The Pressure Inside the Cabin is Lower Than on the Ground
Although the cabin is pressurized to mimic the air pressure you would feel on the ground, it’s still less than you would experience at sea level. A passenger’s bodily fluids will move upwards and the nasal cavities swell. The swelling messes with our taste buds, making the food taste unappealing. You might know how dining in such conditions feel, since we’ve all fought colds in the past. A sick person is far from the best judge of food quality.
Additionally, researchers discovered that the lower temperature and air pressure on an airplane both make it harder to detect odorants, which are airborne molecules that stimulate the nose’s sensory cells and play an important role in the tasting process. Essentially, it’s harder to smell on an airplane, so it’s also harder to taste.
The Noise Levels are High During Air Travel
Flight noises include vibrations from the air striking the hull, as well as the roaring of the engines and winds. These collectively produce a rather constant ‘noise’ that can be as loud as 85 decibels, which is equivalent to city traffic. It might seem like a weird reason for food to taste bland, but researchers have found that loud noises inhibit our ability to appreciate sweet flavors. On the other hand, noise does help us to appreciate something called ‘Umami’. Umami is found in tomatoes and other hearty, rich or meaty foods, so at least tomatoes taste better during flight!
In fact, in 2008, staff at Lufthansa noticed that passengers were drinking as much tomato juice as beer on flights – a shocking discovery for a German airline, since Germans traditionally love beer. 48 participants sampled tastes in both a quiet room and one made to sound like an airplane cabin. Each volunteer rated the foods for flavor and stated how much they liked them. Background noise led to the foods being rated less salty or sweet. They were also perceived as more crunchy. Researchers concluded that the “plane cabin” inhibited people’s ability to taste sweet flavors.
The Method of Food Production is Different
Okay, so maybe not all of this is your fault.

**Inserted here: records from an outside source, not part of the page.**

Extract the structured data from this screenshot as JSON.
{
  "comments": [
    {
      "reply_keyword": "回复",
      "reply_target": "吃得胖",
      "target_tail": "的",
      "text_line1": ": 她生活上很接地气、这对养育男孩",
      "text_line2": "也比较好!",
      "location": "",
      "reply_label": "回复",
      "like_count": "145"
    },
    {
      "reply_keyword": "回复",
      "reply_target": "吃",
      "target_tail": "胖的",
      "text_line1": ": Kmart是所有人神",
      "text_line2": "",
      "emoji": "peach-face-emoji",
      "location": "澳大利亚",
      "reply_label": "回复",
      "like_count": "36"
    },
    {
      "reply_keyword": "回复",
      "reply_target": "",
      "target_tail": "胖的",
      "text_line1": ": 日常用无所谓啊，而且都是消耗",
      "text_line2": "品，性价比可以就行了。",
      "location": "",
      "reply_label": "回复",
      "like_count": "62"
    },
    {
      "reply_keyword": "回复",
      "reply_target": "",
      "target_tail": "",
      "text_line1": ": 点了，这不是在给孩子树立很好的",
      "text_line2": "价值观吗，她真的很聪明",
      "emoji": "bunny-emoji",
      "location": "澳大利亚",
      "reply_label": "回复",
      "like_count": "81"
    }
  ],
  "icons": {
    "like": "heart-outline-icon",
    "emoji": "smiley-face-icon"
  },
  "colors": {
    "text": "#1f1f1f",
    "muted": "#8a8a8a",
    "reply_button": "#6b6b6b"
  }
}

Bad food can’t be blamed solely on the in-cabin conditions too. It’s also possible that the food is actually bad. Preparing and serving tasty food for a few hundred people above the clouds is not an easy task. Due to food safety standards, all meals must be cooked on the ground, which demands that the food be robust. Such requirements for mass production definitely ties down the Chef’s hands. The final product might not be similar to what they envisioned, as the food they prepare goes through plenty of hardships before consumption.
After the food is prepared, it’s chilled and stored until it’s time to load it onto a truck and, finally, onto the plane where it’s served to passengers, possibly hours later. Food deterioration after heating it once can’t be denied. Non-vegetarian food often becomes dry and tough.
What can be done?
Basically, we can’t use the same recipes for airline meals that we would use on the ground, but that doesn’t mean meals served on airplanes can’t taste just as good. Apparently, chefs have been trying to master the art and science of adapting recipes to changes in how food tastes at high altitudes. For example, meals served in first-class are prepared differently. They are prepared in a manner that takes the re-heating process into account so they’re not overcooked.
Since sweet and salty foods suffer the most, airlines have begun to add more salt and spice during preparation to give their food some added vigor. Although this service is limited to first-class passengers, everyone needs to be patient until better solutions for mass food production are found that take into account all the changes that happen when we fly. Until then, keep in mind that food flavors like cardamom, curry and lemongrass taste especially good at cruising heights!